A high-performance, unified distributed file system built across multiple cloud providers. Built for HackIllinois 2026
Modern cloud storage is fragmented. Users are forced to juggle multiple free-tier accounts across Google Drive, Box, and Dropbox, constantly worrying about individual file size limits and account quotas.
Unibase solves this by creating a single, massive virtual hard drive. All accessible through an API.
By striping data across multiple cloud providers in parallel, Unibase essentially turns standard cloud storage accounts into a high-speed RAID cluster. It circumvents single-provider file limits, maximizes network bandwidth through concurrent uploads, and provides a unified interface for all your data.
This project was inspired by the Youtube Video: "I tried using Discord as a Database for my Website"
- Asynchronous Pipelining: Files aren't just uploaded; they are streamed. Unibase dynamically fragments files and parallel-uploads chunks while the file is still being read, ensuring minimal memory footprint and faster upload times.

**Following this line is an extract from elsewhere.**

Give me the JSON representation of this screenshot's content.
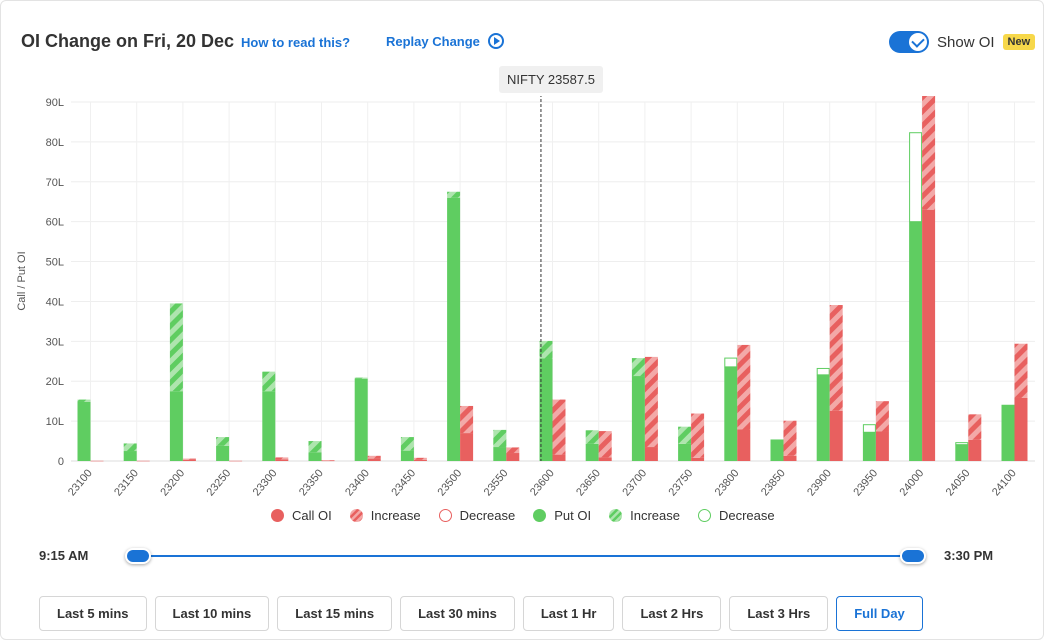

- Dynamic File Fragmentation: Instead of loading massive uploads into server RAM, Unibase reads files in small bursts and mathematically slices them into fixed-size binary chunks on the fly (256 MB). This prevents memory exhaustion on both what the server can handle plus the restrictive cloud provider limits.
- Enterprise-Grade Validation: Strict data typing through Pydantic is paired with real time SHA-256 hasing. Unibase calculates a cryptographic checksum for every single chunk during the initial fragmentation, strictly verifying those exact hashes when pulling the pieces back down to guarantee zero data corruption during reconstruction.

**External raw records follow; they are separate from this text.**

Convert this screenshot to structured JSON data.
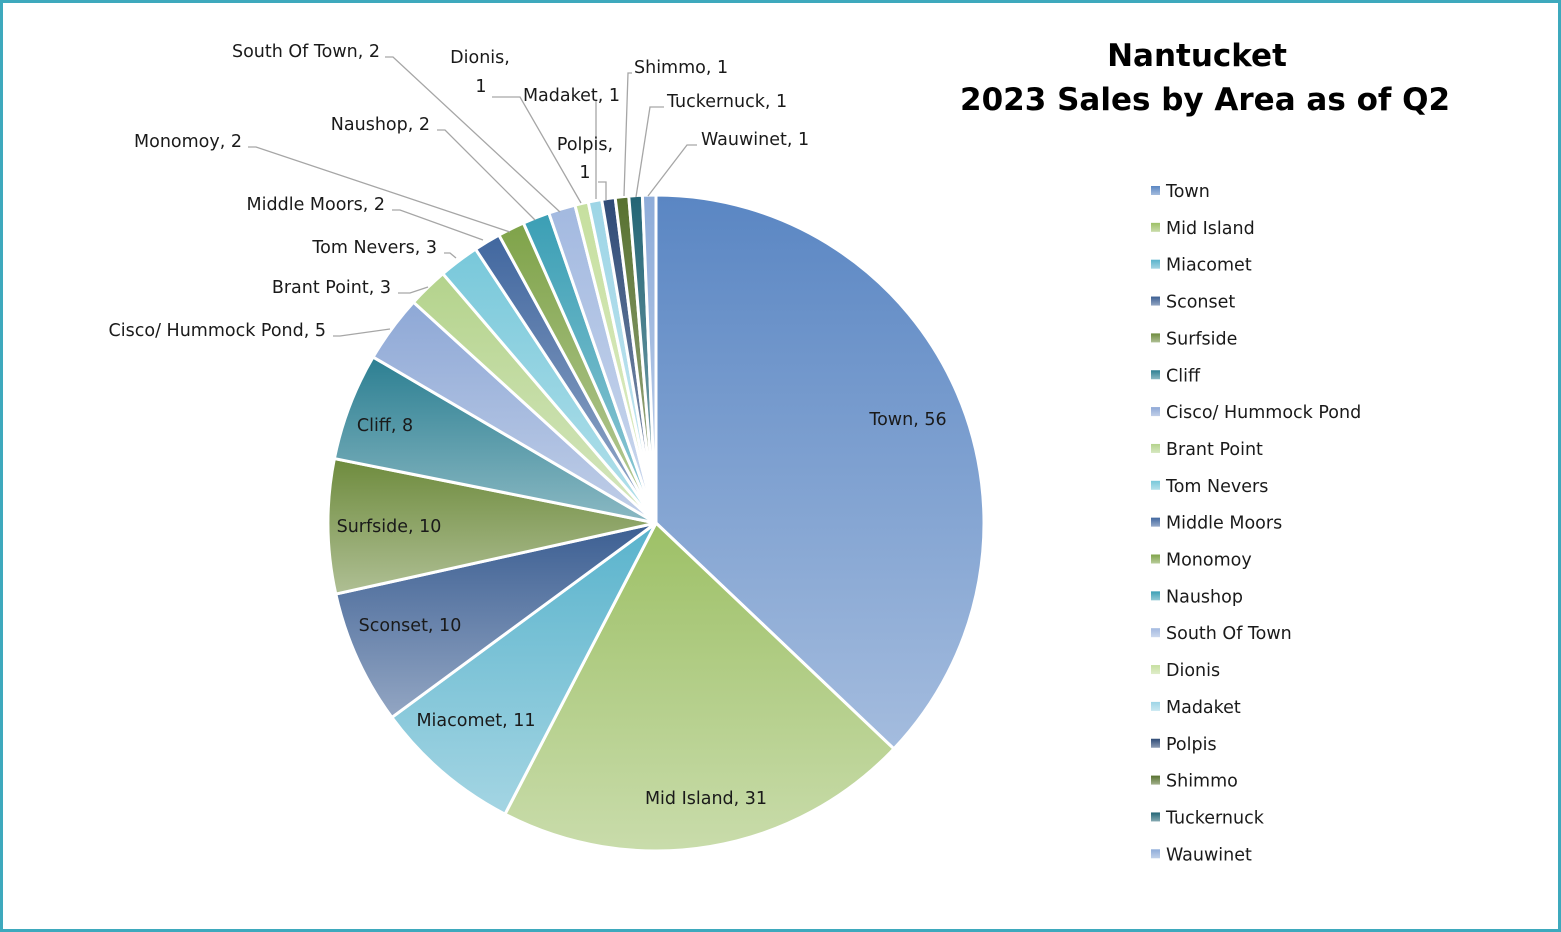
{
  "chart_data": {
    "type": "pie",
    "title": [
      "Nantucket",
      "2023 Sales by Area as of Q2"
    ],
    "legend_position": "right",
    "data_labels": "category, value",
    "slices": [
      {
        "name": "Town",
        "value": 56,
        "color": "#5a86c3",
        "label": "Town, 56"
      },
      {
        "name": "Mid Island",
        "value": 31,
        "color": "#9dc066",
        "label": "Mid Island, 31"
      },
      {
        "name": "Miacomet",
        "value": 11,
        "color": "#59b3cc",
        "label": "Miacomet, 11"
      },
      {
        "name": "Sconset",
        "value": 10,
        "color": "#3b5e92",
        "label": "Sconset, 10"
      },
      {
        "name": "Surfside",
        "value": 10,
        "color": "#6e8b3d",
        "label": "Surfside, 10"
      },
      {
        "name": "Cliff",
        "value": 8,
        "color": "#2c7f92",
        "label": "Cliff, 8"
      },
      {
        "name": "Cisco/ Hummock Pond",
        "value": 5,
        "color": "#8ea8d6",
        "label": "Cisco/ Hummock Pond, 5"
      },
      {
        "name": "Brant Point",
        "value": 3,
        "color": "#b4d38c",
        "label": "Brant Point, 3"
      },
      {
        "name": "Tom Nevers",
        "value": 3,
        "color": "#78c8da",
        "label": "Tom Nevers, 3"
      },
      {
        "name": "Middle Moors",
        "value": 2,
        "color": "#41679f",
        "label": "Middle Moors, 2"
      },
      {
        "name": "Monomoy",
        "value": 2,
        "color": "#7fa349",
        "label": "Monomoy, 2"
      },
      {
        "name": "Naushop",
        "value": 2,
        "color": "#3b9fb5",
        "label": "Naushop, 2"
      },
      {
        "name": "South Of Town",
        "value": 2,
        "color": "#a3b9e0",
        "label": "South Of Town, 2"
      },
      {
        "name": "Dionis",
        "value": 1,
        "color": "#c6df9f",
        "label": "Dionis,\n1"
      },
      {
        "name": "Madaket",
        "value": 1,
        "color": "#9dd5e6",
        "label": "Madaket, 1"
      },
      {
        "name": "Polpis",
        "value": 1,
        "color": "#2e4a76",
        "label": "Polpis,\n1"
      },
      {
        "name": "Shimmo",
        "value": 1,
        "color": "#57712f",
        "label": "Shimmo, 1"
      },
      {
        "name": "Tuckernuck",
        "value": 1,
        "color": "#236575",
        "label": "Tuckernuck, 1"
      },
      {
        "name": "Wauwinet",
        "value": 1,
        "color": "#8eacd9",
        "label": "Wauwinet, 1"
      }
    ]
  }
}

- Load Balancing: A round-robin algorithm automatically distributes data chunks evenly across Google Drive, Box, and Dropbox.
To streamline demos, all cloud authentication are managed on the backend. The API is currently hosted on a remote server, allowing developers to test the endpoints directly using the provided cURL commands without the need to clone the repository or configure environment variables.
Uploads a file to the Unibase engine. The API streams the file, fragments it into chunks, generates SHA-256 checksums, and distributes the chunks across connected cloud providers.
Request (cURL):
curl -s -X POST "https://sleekiest-unctuously-janise.ngrok-free.dev/upload" -F "file=@cat.jpg" | python3 -m json.toolQueries the MongoDB instance for the metadata on chunk locations, pulls the pieces back from the respective cloud providers, and reconstitutes the file on the backend server. Useful for verifying data integrity and checking retrieval speeds.
Request (cURL):
curl -X GET "https://sleekiest-unctuously-janise.ngrok-free.dev/cat.jpg" -o cat.jpgTriggers a comprehensive teardown of the distributed file. It deletes the physical chunks from Box, Google Drive, and Dropbox, completely removes the logical file record from MongoDB, and recalculates your new storage capacity.
Request (cURL):
curl -X DELETE "http://127.0.0.1:8000/files/cat.jpg" | python3 -m json.toolUnibase operates on a strict separation of concerns: physical data lives in the cloud, while logical state lives in MongoDB.
Because files are mathematically sliced into dozens of chunks and scattered across different cloud providers (Box, Google Drive, Dropbox), the system needs a source of truth to put them back together. We use an asynchronous MongoDB cluster to act as this master ledger.
When a file is uploaded, Unibase creates a FileMetadata document in MongoDB using the file's name as the primary _id. As the background tasks finish uploading individual chunks to the cloud, they receive a unique provider_id from the respective cloud API. Unibase uses atomic $set operations to instantly log this ChunkMetadata—which includes the chunk's index, assigned cloud provider, cloud ID, and SHA-256 hash—into the file's master document.